Pada penelitian ini mendapatkan hasil bahwa nilai r sebesar -0,074 dan P sebesar 0,632 yang
berarti terdapat hubungan negatif antara efektivitas komunikasi interpersonal dengan konflik
kerja.
Dari 44 responden terdapat 27 karyawan atau sebanyak 61% mengalami efektivitas komunikasi
yang tinggi dan 17 karyawan atau sebanyak 39% mengalami efektivitas komunikasi yang rendah.

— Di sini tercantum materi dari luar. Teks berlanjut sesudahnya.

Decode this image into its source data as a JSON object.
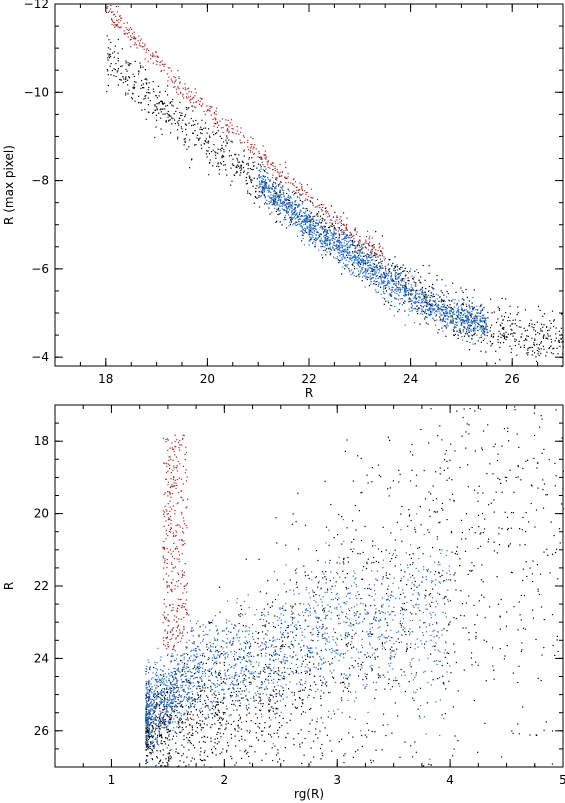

Sedangakan untuk konflik kerja dari 44 karyawan terdapat 21 karyawan atau sebanyak 48%
mengalami konflik kerja yang tinggi dan 23 karyawan atau sebanyak 52% mengalami konflik
kerja yang rendah. Efektifitas komunikasi interpersonal memberikan sumbangan efektif sebesar
0,54% terhadap konflik kerja, sedangakan sisanya 99,46% di sebabkan oleh faktor lain yang
tidak diteliti

Abstract

This study aims to determine how the relationship between the effectiveness of interpersonal
communication with labor conflict on employees of PT. Bank people Indonesi (Persero) Tbk.
Kartini Cirebon Branch.
The effectiveness of communication is an activity of a person in the process of delivery and
acceptance or a message that can be understood fully by providing feedback to each other so that
they can influence the cognitive, affective, conative resulting in more steady and clear social
relationships that occur. Conflict work is the existence of contradictions, discrepancies and
discomfort felt by employees due to the different principles, goals, task dependence, and

confidence to be achieved and the treatment of co-workers.

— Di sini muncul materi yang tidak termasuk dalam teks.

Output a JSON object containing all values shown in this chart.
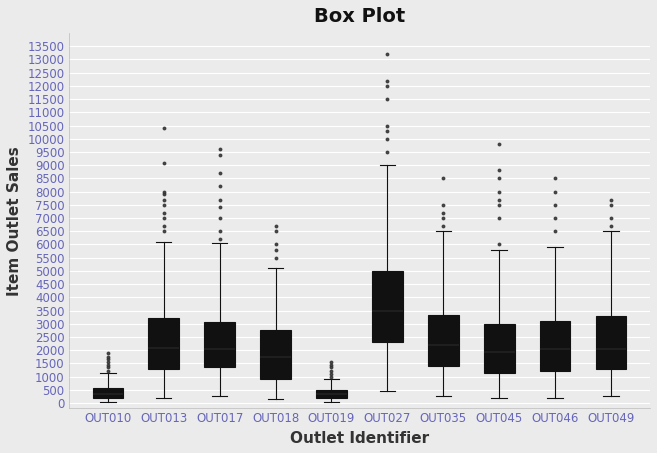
{
  "title": "Box Plot",
  "xlabel": "Outlet Identifier",
  "ylabel": "Item Outlet Sales",
  "title_fontsize": 14,
  "label_fontsize": 11,
  "tick_fontsize": 8.5,
  "background_color": "#EBEBEB",
  "box_color": "#EE0000",
  "median_color": "#222222",
  "whisker_color": "#111111",
  "outlier_color": "#333333",
  "grid_color": "#FFFFFF",
  "tick_color": "#6666BB",
  "label_color": "#333333",
  "ylim": [
    -200,
    14000
  ],
  "yticks": [
    0,
    500,
    1000,
    1500,
    2000,
    2500,
    3000,
    3500,
    4000,
    4500,
    5000,
    5500,
    6000,
    6500,
    7000,
    7500,
    8000,
    8500,
    9000,
    9500,
    10000,
    10500,
    11000,
    11500,
    12000,
    12500,
    13000,
    13500
  ],
  "outlets": [
    "OUT010",
    "OUT013",
    "OUT017",
    "OUT018",
    "OUT019",
    "OUT027",
    "OUT035",
    "OUT045",
    "OUT046",
    "OUT049"
  ],
  "box_stats": {
    "OUT010": {
      "q1": 200,
      "median": 340,
      "q3": 560,
      "whislo": 33,
      "whishi": 1150,
      "fliers": [
        1200,
        1350,
        1450,
        1550,
        1650,
        1750,
        1900
      ]
    },
    "OUT013": {
      "q1": 1300,
      "median": 2100,
      "q3": 3200,
      "whislo": 190,
      "whishi": 6100,
      "fliers": [
        6500,
        6700,
        7000,
        7200,
        7500,
        7700,
        7900,
        8000,
        9100,
        10400
      ]
    },
    "OUT017": {
      "q1": 1380,
      "median": 2050,
      "q3": 3080,
      "whislo": 280,
      "whishi": 6050,
      "fliers": [
        6200,
        6500,
        7000,
        7400,
        7700,
        8200,
        8700,
        9400,
        9600
      ]
    },
    "OUT018": {
      "q1": 900,
      "median": 1750,
      "q3": 2750,
      "whislo": 150,
      "whishi": 5100,
      "fliers": [
        5500,
        5800,
        6000,
        6500,
        6700
      ]
    },
    "OUT019": {
      "q1": 190,
      "median": 340,
      "q3": 510,
      "whislo": 33,
      "whishi": 900,
      "fliers": [
        1000,
        1100,
        1200,
        1350,
        1450,
        1550
      ]
    },
    "OUT027": {
      "q1": 2300,
      "median": 3500,
      "q3": 5000,
      "whislo": 450,
      "whishi": 9000,
      "fliers": [
        9500,
        10000,
        10300,
        10500,
        11500,
        12000,
        12200,
        13200
      ]
    },
    "OUT035": {
      "q1": 1400,
      "median": 2200,
      "q3": 3350,
      "whislo": 280,
      "whishi": 6500,
      "fliers": [
        6700,
        7000,
        7200,
        7500,
        8500
      ]
    },
    "OUT045": {
      "q1": 1150,
      "median": 1950,
      "q3": 3000,
      "whislo": 180,
      "whishi": 5800,
      "fliers": [
        6000,
        7000,
        7500,
        7700,
        8000,
        8500,
        8800,
        9800
      ]
    },
    "OUT046": {
      "q1": 1200,
      "median": 2050,
      "q3": 3100,
      "whislo": 180,
      "whishi": 5900,
      "fliers": [
        6500,
        7000,
        7500,
        8000,
        8500
      ]
    },
    "OUT049": {
      "q1": 1280,
      "median": 2050,
      "q3": 3300,
      "whislo": 280,
      "whishi": 6500,
      "fliers": [
        6700,
        7000,
        7500,
        7700
      ]
    }
  }
}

The subjects of this study are employees of PT. Bank Rakyat Indonesia (Persero) Tbk. Cirebon
Branch, amounting to 44 people. Subsequently, the whole subject is to be samples in this study
with a total sampling technique. Data collection techniques used is to scale the scale of the
effectiveness of interpersonal communication and conflict-scale work.
In this research, get the result that the r value of -0.074 and P of 0.632, which means there is a
negative relationship between the effectiveness of interpersonal communication with labor
conflicts.
Of the 44 respondents there were 27 employees or as many as 61% having a high communication
effectiveness and 17 employees or as many as 39% have low communication effectiveness.
While the conflict to the work of 44 employees there were 21 employees or as many as 48%
experiencing high work conflict and 23 employees or as many as 52% have low labor conflict.
The effectiveness of interpersonal communication effectively contribute 0.54% of the labor
conflict, while the remaining 99.46% is caused by other factors not examined.